New Airmic guide draws on the findings of a study by ORIC International, an operational risk consortium
Airmic today published a new guide on scenario analysis, outlining the five stages risk managers must follow to undertake the process successfully.
For this, the risk management association has teamed up with ORIC International, a London-based operational risk consortium that provides financial institutions with intelligence on operational risk exposures.
In 2014, a major research study by ORIC identified five key stages to scenario analysis. In Scenario Analysis: A practical system for Airmic members, Airmic describes these and what they entail. They are:
- Framework and planning. At this stage, it is decided what the scenario will be, who is going to be involved in it, how it is going to be executed and what the desired outcome is.
- Assessment and measurement. In the second stage, a team of participants carries out the scenario, which will give different areas of the business the opportunity to flag up issues or concerns they may have. Depending on why the exercise is carried out, the risk manager puts together the right team, which may include operational managers, people who are on the ground, board members or senior management, or the broker or loss adjustor.
- Validation and modelling. This stage enables the risk manager to sense-check the outcomes of the previous stage to ensure that the actions the company would take in the event of the scenario occurring are actually plausible and practical in real life. For the modelling, external consultants can add numbers to the scenario, such as how much an event would cost, which steps need to be taken and how much these steps would cost.
- Communication reporting. Who needs to see the scenario analysis report and who is responsible for signing it off? The risk committee, the board or the finance team?
- Output socialisation. This involves taking steps to improve risk controls as a result of the scenario, which could also include changing the insurance policy.
The guide will then discuss the three reasons for doing scenario analysis and how risk managers can modify these five steps to get the right output, depending on the reason behind the scenario analysis.
According to Airmic, the three main reasons for a company to carry out a scenario analysis are:
- Testing the insurance policy to check whether the limits, the coverage and the sum insured are correct.
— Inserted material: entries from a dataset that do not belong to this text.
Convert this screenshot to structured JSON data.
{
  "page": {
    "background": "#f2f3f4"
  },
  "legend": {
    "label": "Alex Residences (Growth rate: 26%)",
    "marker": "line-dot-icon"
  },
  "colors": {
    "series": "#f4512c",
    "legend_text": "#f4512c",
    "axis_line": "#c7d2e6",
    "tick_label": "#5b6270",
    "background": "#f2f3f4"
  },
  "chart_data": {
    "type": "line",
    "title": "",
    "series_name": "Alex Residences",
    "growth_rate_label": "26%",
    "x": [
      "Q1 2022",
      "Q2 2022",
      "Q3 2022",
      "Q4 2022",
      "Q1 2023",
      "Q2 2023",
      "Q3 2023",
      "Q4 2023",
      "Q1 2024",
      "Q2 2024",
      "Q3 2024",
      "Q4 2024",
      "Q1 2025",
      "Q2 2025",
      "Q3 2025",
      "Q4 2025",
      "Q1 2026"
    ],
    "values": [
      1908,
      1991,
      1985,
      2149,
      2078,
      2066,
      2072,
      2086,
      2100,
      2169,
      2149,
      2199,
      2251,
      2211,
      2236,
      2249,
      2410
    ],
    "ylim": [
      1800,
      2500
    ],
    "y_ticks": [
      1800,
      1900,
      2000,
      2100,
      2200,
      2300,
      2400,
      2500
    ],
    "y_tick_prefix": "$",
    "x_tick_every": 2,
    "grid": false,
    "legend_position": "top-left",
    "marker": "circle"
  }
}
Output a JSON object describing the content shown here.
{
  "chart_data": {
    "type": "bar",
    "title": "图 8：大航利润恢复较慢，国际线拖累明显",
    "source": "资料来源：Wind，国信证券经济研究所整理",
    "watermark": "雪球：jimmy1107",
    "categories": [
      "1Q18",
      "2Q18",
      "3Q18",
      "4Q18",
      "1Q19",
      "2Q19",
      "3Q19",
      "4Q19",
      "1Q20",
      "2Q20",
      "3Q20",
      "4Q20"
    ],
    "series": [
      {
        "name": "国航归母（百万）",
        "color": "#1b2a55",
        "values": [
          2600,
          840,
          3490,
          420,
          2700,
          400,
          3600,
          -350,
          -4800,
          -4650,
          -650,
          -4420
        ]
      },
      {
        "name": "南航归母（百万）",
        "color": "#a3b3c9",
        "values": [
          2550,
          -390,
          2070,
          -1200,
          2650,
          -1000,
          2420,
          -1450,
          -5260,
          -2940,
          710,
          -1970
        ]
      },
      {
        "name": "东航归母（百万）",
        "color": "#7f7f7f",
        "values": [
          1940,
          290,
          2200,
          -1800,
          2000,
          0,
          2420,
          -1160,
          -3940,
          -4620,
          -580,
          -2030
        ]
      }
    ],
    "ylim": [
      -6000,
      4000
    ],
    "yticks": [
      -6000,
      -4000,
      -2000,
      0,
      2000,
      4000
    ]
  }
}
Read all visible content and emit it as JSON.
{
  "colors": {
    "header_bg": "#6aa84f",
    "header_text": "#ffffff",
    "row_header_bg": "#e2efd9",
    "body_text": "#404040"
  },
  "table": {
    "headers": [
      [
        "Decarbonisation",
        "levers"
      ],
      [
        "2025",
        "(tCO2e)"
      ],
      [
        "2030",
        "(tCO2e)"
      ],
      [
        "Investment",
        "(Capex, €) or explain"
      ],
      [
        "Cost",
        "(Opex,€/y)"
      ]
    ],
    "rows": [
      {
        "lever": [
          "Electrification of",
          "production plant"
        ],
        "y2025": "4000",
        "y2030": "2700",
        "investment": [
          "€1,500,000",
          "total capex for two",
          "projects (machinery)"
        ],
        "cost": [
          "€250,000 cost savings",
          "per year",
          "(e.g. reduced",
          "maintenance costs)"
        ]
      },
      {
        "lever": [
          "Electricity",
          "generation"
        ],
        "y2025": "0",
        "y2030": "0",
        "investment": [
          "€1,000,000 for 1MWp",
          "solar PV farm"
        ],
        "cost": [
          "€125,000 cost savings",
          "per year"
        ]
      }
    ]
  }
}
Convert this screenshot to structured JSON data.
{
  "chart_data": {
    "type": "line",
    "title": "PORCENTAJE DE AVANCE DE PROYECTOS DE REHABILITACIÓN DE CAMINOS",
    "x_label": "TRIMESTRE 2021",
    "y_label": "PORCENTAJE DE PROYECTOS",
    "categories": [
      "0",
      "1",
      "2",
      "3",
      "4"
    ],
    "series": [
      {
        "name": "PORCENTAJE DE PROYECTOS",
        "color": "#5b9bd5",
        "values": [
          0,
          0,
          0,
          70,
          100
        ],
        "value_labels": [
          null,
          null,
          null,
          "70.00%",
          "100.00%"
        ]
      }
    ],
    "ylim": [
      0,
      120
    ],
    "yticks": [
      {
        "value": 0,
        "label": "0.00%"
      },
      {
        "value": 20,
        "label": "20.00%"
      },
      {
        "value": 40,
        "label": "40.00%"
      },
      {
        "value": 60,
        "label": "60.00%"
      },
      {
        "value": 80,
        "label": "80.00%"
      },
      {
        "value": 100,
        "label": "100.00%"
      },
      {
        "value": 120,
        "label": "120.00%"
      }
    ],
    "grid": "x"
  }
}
- Checking crisis management procedures to ensure the risk manager knows the right people to speak to, that the right people will manage the crisis if it occurs, and so on.
- Horizon scanning risk assessment and strategy planning. This type of scenario analysis looks at what big changes could happen in the future and how they would affect the business.
Airmic has found that, while most members carry out scenario analysis to test their insurance coverage, only some use it for crisis management purposes and even fewer are bothering with the horizon scanning and strategy development scenario analysis.
However, the guide notes that the framework and the steps are the same for all three types of scenario analysis. The only factor that varies is the people involved in the scenario analysis.